A holiday in our jaunty little van reduces life to its simplest terms. At Marlo we pull over, raise the kitchen hatch and within minutes are sipping an alfresco coffee by the mouth of the Snowy River. We trundle into the camping area at Cape Conran at dusk, unhitch, crank the prop stands down and still have time for a swim before nightfall. In the morning we wake to the screech of rosellas high in the trees.
A Teardrop holiday might be a smallish step up from camping, but when the skies open we count our lucky stars that we are above the ground, warm and dry, and not in a tent. The LED lights cast a warm glow as we read in bed.
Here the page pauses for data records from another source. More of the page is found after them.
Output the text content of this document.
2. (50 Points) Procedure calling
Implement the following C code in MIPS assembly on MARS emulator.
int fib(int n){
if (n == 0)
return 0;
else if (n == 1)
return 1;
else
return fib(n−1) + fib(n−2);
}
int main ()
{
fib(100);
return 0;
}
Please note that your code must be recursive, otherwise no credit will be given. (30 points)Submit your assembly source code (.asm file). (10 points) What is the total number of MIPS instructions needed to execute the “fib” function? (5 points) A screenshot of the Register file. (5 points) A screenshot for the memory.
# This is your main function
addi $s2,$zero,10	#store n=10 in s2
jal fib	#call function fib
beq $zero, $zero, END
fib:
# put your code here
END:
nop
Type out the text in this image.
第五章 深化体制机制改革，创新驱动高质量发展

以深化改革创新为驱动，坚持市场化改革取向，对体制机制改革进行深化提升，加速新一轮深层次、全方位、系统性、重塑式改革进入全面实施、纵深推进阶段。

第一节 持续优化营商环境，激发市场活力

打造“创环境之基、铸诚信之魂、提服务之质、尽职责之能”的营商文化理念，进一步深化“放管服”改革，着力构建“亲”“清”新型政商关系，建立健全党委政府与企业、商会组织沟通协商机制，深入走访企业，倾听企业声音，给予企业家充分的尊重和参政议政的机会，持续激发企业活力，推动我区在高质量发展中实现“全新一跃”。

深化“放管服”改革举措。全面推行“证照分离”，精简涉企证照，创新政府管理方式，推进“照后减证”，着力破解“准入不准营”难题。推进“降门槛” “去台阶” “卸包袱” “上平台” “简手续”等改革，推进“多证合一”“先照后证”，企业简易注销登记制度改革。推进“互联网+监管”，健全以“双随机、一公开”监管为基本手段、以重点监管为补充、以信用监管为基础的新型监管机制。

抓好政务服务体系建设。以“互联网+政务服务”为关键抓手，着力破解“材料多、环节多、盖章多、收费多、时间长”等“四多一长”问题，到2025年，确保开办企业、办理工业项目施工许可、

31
At Cann River we discover that our Teardrop is by no means the cutest of the pack. We stop for a picnic in the park and are approached by the local police officer. His wife is mad about Teardrops, he tells us. In his backyard shed we gaze at the sweetest, most minuscule van we’ve seen: porthole windows, shelves and a pint-sized bed. (They must really love each other.)
Little did we know when we set eyes on this second little cutie that our two Teardrops are part of a zeitgeist in retro caravanning. Across the globe classic caravans are becoming cool.
And how does the Teardrop fare on its inaugural odyssey? We hit our towing straps by day three; bumping in and out of campsites is a breeze. But the next day we come undone when we stop for a picnic on a rutted bush track and discover that a spring has shattered. (It’s not until later that we learn our double bed on wheels, built by a DIY enthusiast in 2004, was assembled on a 1970s trailer base.)
We are rescued after dark by a chain-smoking panelbeater who winches the van on to his tray truck, where it slips and slides its way back to town.
After we’ve spent two nights in a motel, the Teardrop is repaired and we are back on the road. We decide this gives a new meaning to the term “tearing up”.